Benjamin Hawkins, formerly a colonel in the Continental Army, had been appointed general superintendent of Indian affairs and primary U.S. delegate to the Creeks by George Washington in 1796, and it fell to him within a decade to help win a treaty for the Federal Road. Hawkins was not the stereotypical white man who came to steal by pen what he could not take by sword. The Creeks adopted Hawkins into their tribe, and he lived with a Creek woman as his common-law wife. Moreover, Hawkins insisted on bartering the best terms for his Indian allies in any negotiation with the government in Washington, D.C. Hawkins and many perceptive Creek leaders understood that the situation had changed since the colonies threw off Great Britain’s rule in the American Revolution. Obtaining a treaty from the Creeks, who controlled much of present-day Alabama, was no easy feat. The widespread and loosely bound confederation of Creek towns had no overriding governmental authority and no designated spokesman. Internal discord and divisiveness thwarted efforts to unify the nation around a common objective. And the growing anxiety over the erosion of native culture by white settlement undermined enthusiasm for U.S. development in the region. Negotiations for the Federal Road proved arduous.
While the guardians of colonial British interests had valued cordial social and economic relations with the Creeks and other Indian tribes to help maintain order on the southern frontier, the new American leadership prized one Indian possession above all others—land.
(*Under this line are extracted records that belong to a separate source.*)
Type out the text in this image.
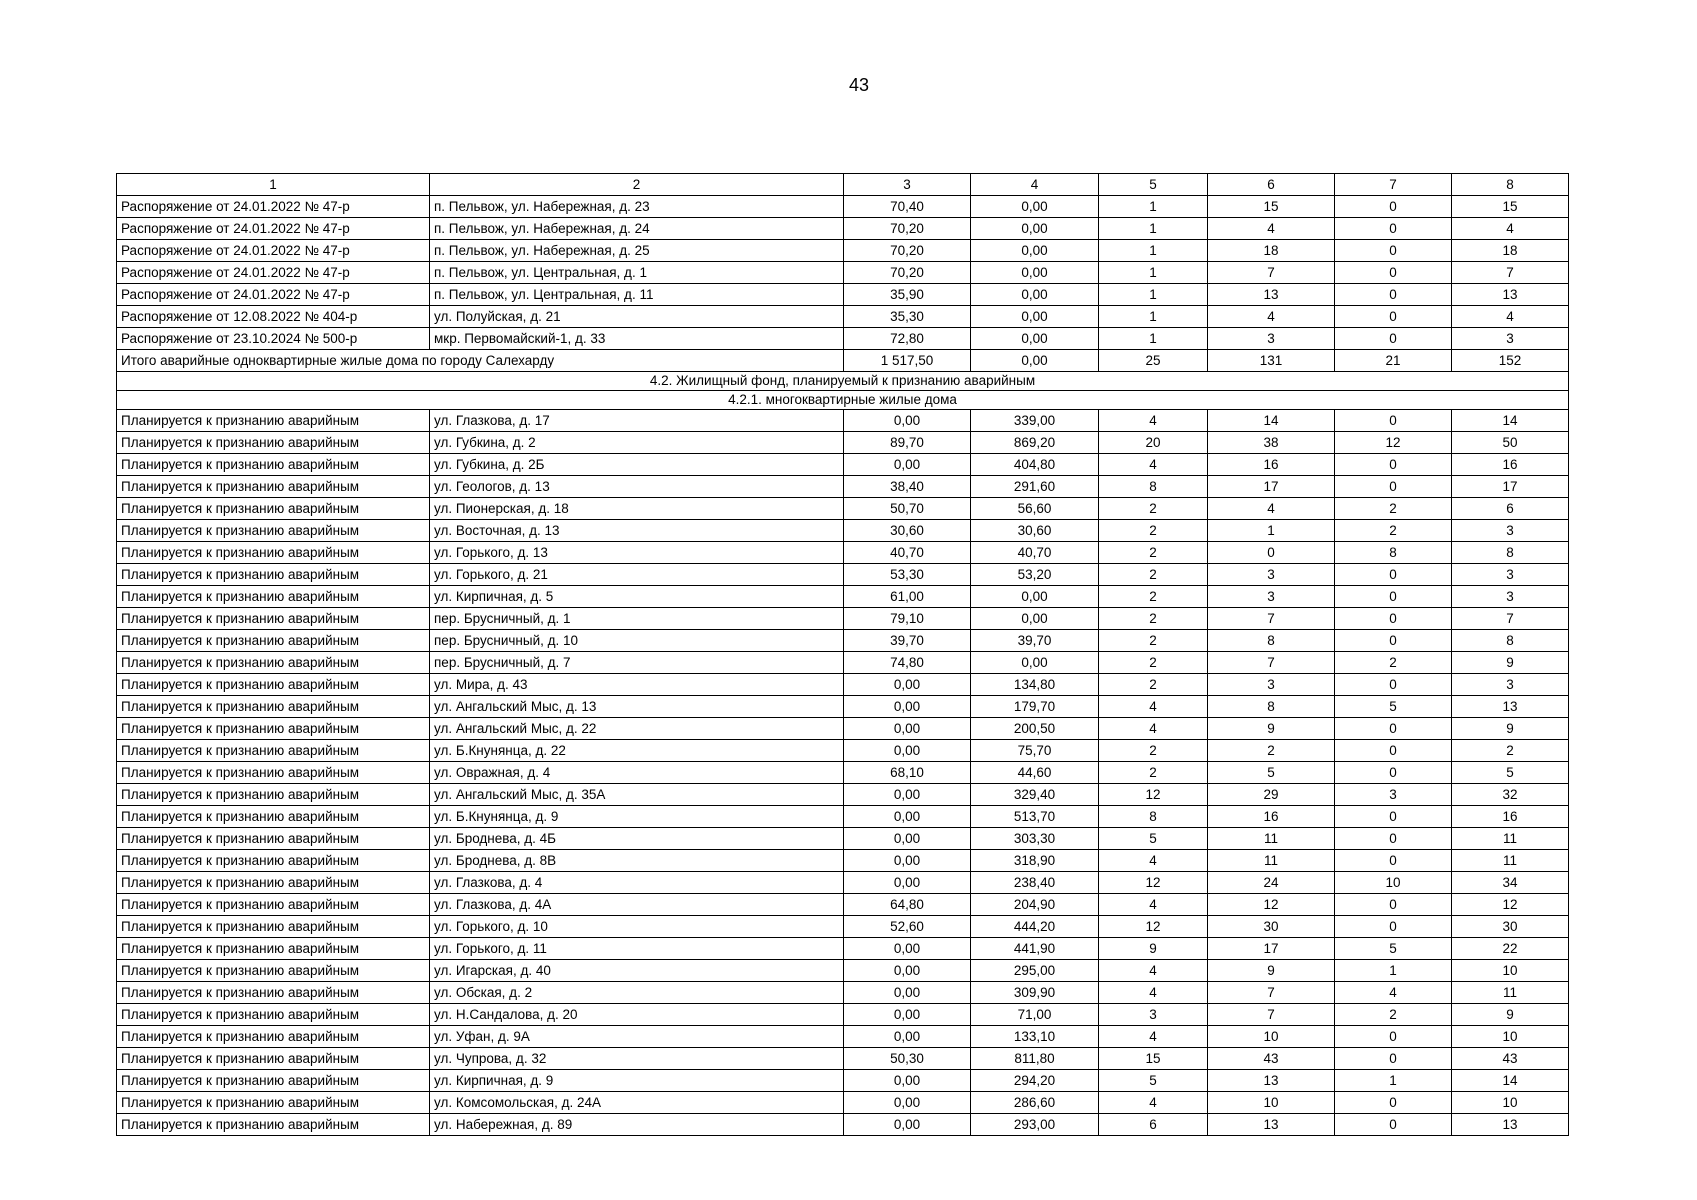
43
1	2	3	4	5	6	7	8
Распоряжение от 24.01.2022 № 47-р	п. Пельвож, ул. Набережная, д. 23	70,40	0,00	1	15	0	15
Распоряжение от 24.01.2022 № 47-р	п. Пельвож, ул. Набережная, д. 24	70,20	0,00	1	4	0	4
Распоряжение от 24.01.2022 № 47-р	п. Пельвож, ул. Набережная, д. 25	70,20	0,00	1	18	0	18
Распоряжение от 24.01.2022 № 47-р	п. Пельвож, ул. Центральная, д. 1	70,20	0,00	1	7	0	7
Распоряжение от 24.01.2022 № 47-р	п. Пельвож, ул. Центральная, д. 11	35,90	0,00	1	13	0	13
Распоряжение от 12.08.2022 № 404-р	ул. Полуйская, д. 21	35,30	0,00	1	4	0	4
Распоряжение от 23.10.2024 № 500-р	мкр. Первомайский-1, д. 33	72,80	0,00	1	3	0	3
Итого аварийные одноквартирные жилые дома по городу Салехарду		1 517,50	0,00	25	131	21	152
4.2. Жилищный фонд, планируемый к признанию аварийным							
4.2.1. многоквартирные жилые дома							
Планируется к признанию аварийным	ул. Глазкова, д. 17	0,00	339,00	4	14	0	14
Планируется к признанию аварийным	ул. Губкина, д. 2	89,70	869,20	20	38	12	50
Планируется к признанию аварийным	ул. Губкина, д. 2Б	0,00	404,80	4	16	0	16
Планируется к признанию аварийным	ул. Геологов, д. 13	38,40	291,60	8	17	0	17
Планируется к признанию аварийным	ул. Пионерская, д. 18	50,70	56,60	2	4	2	6
Планируется к признанию аварийным	ул. Восточная, д. 13	30,60	30,60	2	1	2	3
Планируется к признанию аварийным	ул. Горького, д. 13	40,70	40,70	2	0	8	8
Планируется к признанию аварийным	ул. Горького, д. 21	53,30	53,20	2	3	0	3
Планируется к признанию аварийным	ул. Кирпичная, д. 5	61,00	0,00	2	3	0	3
Планируется к признанию аварийным	пер. Брусничный, д. 1	79,10	0,00	2	7	0	7
Планируется к признанию аварийным	пер. Брусничный, д. 10	39,70	39,70	2	8	0	8
Планируется к признанию аварийным	пер. Брусничный, д. 7	74,80	0,00	2	7	2	9
Планируется к признанию аварийным	ул. Мира, д. 43	0,00	134,80	2	3	0	3
Планируется к признанию аварийным	ул. Ангальский Мыс, д. 13	0,00	179,70	4	8	5	13
Планируется к признанию аварийным	ул. Ангальский Мыс, д. 22	0,00	200,50	4	9	0	9
Планируется к признанию аварийным	ул. Б.Кнунянца, д. 22	0,00	75,70	2	2	0	2
Планируется к признанию аварийным	ул. Овражная, д. 4	68,10	44,60	2	5	0	5
Планируется к признанию аварийным	ул. Ангальский Мыс, д. 35А	0,00	329,40	12	29	3	32
Планируется к признанию аварийным	ул. Б.Кнунянца, д. 9	0,00	513,70	8	16	0	16
Планируется к признанию аварийным	ул. Броднева, д. 4Б	0,00	303,30	5	11	0	11
Планируется к признанию аварийным	ул. Броднева, д. 8В	0,00	318,90	4	11	0	11
Планируется к признанию аварийным	ул. Глазкова, д. 4	0,00	238,40	12	24	10	34
Планируется к признанию аварийным	ул. Глазкова, д. 4А	64,80	204,90	4	12	0	12
Планируется к признанию аварийным	ул. Горького, д. 10	52,60	444,20	12	30	0	30
Планируется к признанию аварийным	ул. Горького, д. 11	0,00	441,90	9	17	5	22
Планируется к признанию аварийным	ул. Игарская, д. 40	0,00	295,00	4	9	1	10
Планируется к признанию аварийным	ул. Обская, д. 2	0,00	309,90	4	7	4	11
Планируется к признанию аварийным	ул. Н.Сандалова, д. 20	0,00	71,00	3	7	2	9
Планируется к признанию аварийным	ул. Уфан, д. 9А	0,00	133,10	4	10	0	10
Планируется к признанию аварийным	ул. Чупрова, д. 32	50,30	811,80	15	43	0	43
Планируется к признанию аварийным	ул. Кирпичная, д. 9	0,00	294,20	5	13	1	14
Планируется к признанию аварийным	ул. Комсомольская, д. 24А	0,00	286,60	4	10	0	10
Планируется к признанию аварийным	ул. Набережная, д. 89	0,00	293,00	6	13	0	13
American speculators, pioneers, and politicians wanted the Creeks’ ancestral lands for farming and settlement. Hawkins and his Creek associates tried to turn this avarice to their advantage by insisting that Indians control the inns and trading posts that would undoubtedly spring up along the trail through Indian country. Indeed, the road eventually connected the Georgia towns of Milledgeville, Athens, and Macon with Alabama frontier havens such as Ft. Stoddert and Mobile. Yet some Creeks argued that any negotiation with the whites was futile, because once they tasted the fruits of what they craved most they would come back again and again until they pushed the Creeks out. Subsequent events proved these naysayers right.
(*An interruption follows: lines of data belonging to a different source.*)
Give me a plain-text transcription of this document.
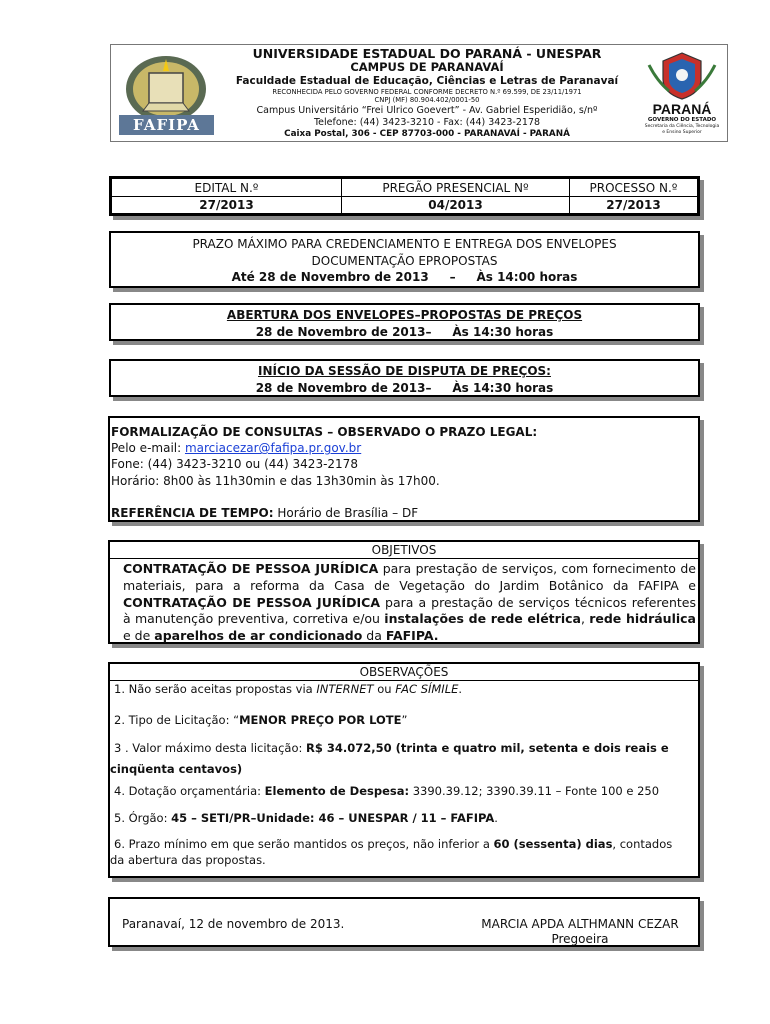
FAFIPA
UNIVERSIDADE ESTADUAL DO PARANÁ - UNESPAR
CAMPUS DE PARANAVAÍ
Faculdade Estadual de Educação, Ciências e Letras de Paranavaí
RECONHECIDA PELO GOVERNO FEDERAL CONFORME DECRETO N.º 69.599, DE 23/11/1971
CNPJ (MF) 80.904.402/0001-50
Campus Universitário “Frei Ulrico Goevert” - Av. Gabriel Esperidião, s/nº
Telefone: (44) 3423-3210 - Fax: (44) 3423-2178
Caixa Postal, 306 - CEP 87703-000 - PARANAVAÍ - PARANÁ
PARANÁ
GOVERNO DO ESTADO
Secretaria da Ciência, Tecnologia
e Ensino Superior
EDITAL N.º	PREGÃO PRESENCIAL Nº	PROCESSO N.º
27/2013	04/2013	27/2013
PRAZO MÁXIMO PARA CREDENCIAMENTO E ENTREGA DOS ENVELOPES
DOCUMENTAÇÃO EPROPOSTAS
Até 28 de Novembro de 2013     –     Às 14:00 horas
ABERTURA DOS ENVELOPES–PROPOSTAS DE PREÇOS
28 de Novembro de 2013–     Às 14:30 horas
INÍCIO DA SESSÃO DE DISPUTA DE PREÇOS:
28 de Novembro de 2013–     Às 14:30 horas
FORMALIZAÇÃO DE CONSULTAS – OBSERVADO O PRAZO LEGAL:
Pelo e-mail: marciacezar@fafipa.pr.gov.br
Fone: (44) 3423-3210 ou (44) 3423-2178
Horário: 8h00 às 11h30min e das 13h30min às 17h00.
REFERÊNCIA DE TEMPO: Horário de Brasília – DF
OBJETIVOS

CONTRATAÇÃO DE PESSOA JURÍDICA para prestação de serviços, com fornecimento de materiais, para a reforma da Casa de Vegetação do Jardim Botânico da FAFIPA e CONTRATAÇÃO DE PESSOA JURÍDICA para a prestação de serviços técnicos referentes à manutenção preventiva, corretiva e/ou instalações de rede elétrica, rede hidráulica e de aparelhos de ar condicionado da FAFIPA.

OBSERVAÇÕES
1. Não serão aceitas propostas via INTERNET ou FAC SÍMILE.
2. Tipo de Licitação: “MENOR PREÇO POR LOTE”
3 . Valor máximo desta licitação: R$ 34.072,50 (trinta e quatro mil, setenta e dois reais e
cinqüenta centavos)
4. Dotação orçamentária: Elemento de Despesa: 3390.39.12; 3390.39.11 – Fonte 100 e 250
5. Órgão: 45 – SETI/PR–Unidade: 46 – UNESPAR / 11 – FAFIPA.
6. Prazo mínimo em que serão mantidos os preços, não inferior a 60 (sessenta) dias, contados
da abertura das propostas.
Paranavaí, 12 de novembro de 2013.	MARCIA APDA ALTHMANN CEZAR
Pregoeira
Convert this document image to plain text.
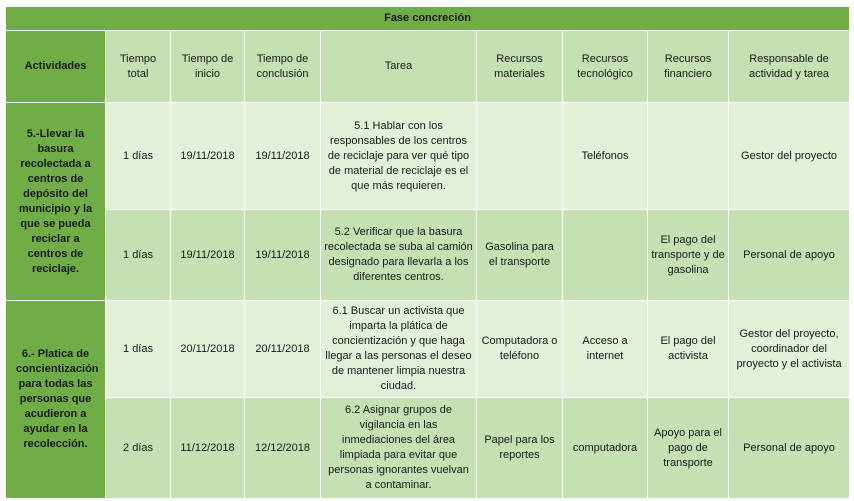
Fase concreción								
Actividades	Tiempo total	Tiempo de inicio	Tiempo de conclusión	Tarea	Recursos materiales	Recursos tecnológico	Recursos financiero	Responsable de actividad y tarea
5.-Llevar la basura recolectada a centros de depósito del municipio y la que se pueda reciclar a centros de reciclaje.	1 días	19/11/2018	19/11/2018	5.1 Hablar con los responsables de los centros de reciclaje para ver qué tipo de material de reciclaje es el que más requieren.		Teléfonos		Gestor del proyecto
	1 días	19/11/2018	19/11/2018	5.2 Verificar que la basura recolectada se suba al camión designado para llevarla a los diferentes centros.	Gasolina para el transporte		El pago del transporte y de gasolina	Personal de apoyo
6.- Platica de concientización para todas las personas que acudieron a ayudar en la recolección.	1 días	20/11/2018	20/11/2018	6.1 Buscar un activista que imparta la plática de concientización y que haga llegar a las personas el deseo de mantener limpia nuestra ciudad.	Computadora o teléfono	Acceso a internet	El pago del activista	Gestor del proyecto, coordinador del proyecto y el activista
	2 días	11/12/2018	12/12/2018	6.2 Asignar grupos de vigilancia en las inmediaciones del área limpiada para evitar que personas ignorantes vuelvan a contaminar.	Papel para los reportes	computadora	Apoyo para el pago de transporte	Personal de apoyo
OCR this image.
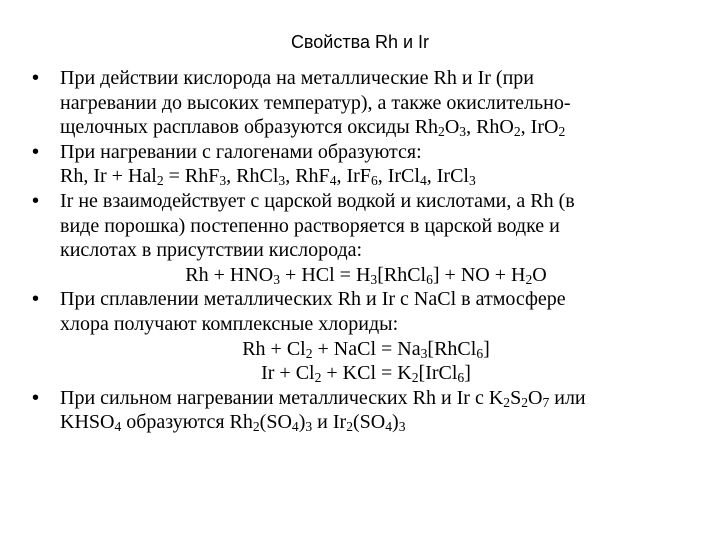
Свойства Rh и Ir
• При действии кислорода на металлические Rh и Ir (при
нагревании до высоких температур), а также окислительно-
щелочных расплавов образуются оксиды $Rh_2O_3$, RhO$_2$, IrO$_2$
• При нагревании с галогенами образуются:
Rh, Ir + Hal$_2$ = RhF$_3$, RhCl$_3$, RhF$_4$, IrF$_6$, IrCl$_4$, IrCl$_3$
• Ir не взаимодействует с царской водкой и кислотами, а Rh (в
виде порошка) постепенно растворяется в царской водке и
кислотах в присутствии кислорода:
$Rh + HNO_3$ + HCl = $H_3[RhCl_6]$ + NO + $H_2O$
• При сплавлении металлических Rh и Ir с NaCl в атмосфере
хлора получают комплексные хлориды:
$Rh + Cl_2$ + NaCl = $Na_3[RhCl_6]$
$Ir + Cl_2$ + KCl = $K_2[IrCl_6]$
• При сильном нагревании металлических Rh и Ir с $K_2S_2O_7$ или
$KHSO_4$ образуются $Rh_2(SO_4)_3$ и $Ir_2(SO_4)_3$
Though Hawkins’s efforts were initially successful, and Creeks retained control of commerce along the new road and surrounding rivers of middle Alabama and Mississippi, controversy continued in the region. Both the Jefferson and Madison administrations wanted to upgrade the nation’s internal defenses cheaply, and improvements to existing roads seemed a logical choice. Thus, in June 1810, Secretary of War William Eustis ordered Fort Stoddert’s commanding officer, Col. Richard Sparks, to examine and document the horse paths that composed the Federal Road, marking a military road that would expedite the flow of supplies and troops to defend the Gulf Coast. Fort Stoddert’s 1st Lt. John Roger Nelson Luckett made the first significant survey to expand road construction in territorial Alabama soon after—but none too soon. Within a couple of years, the Federal Road would become a logistical necessity for U.S. troops.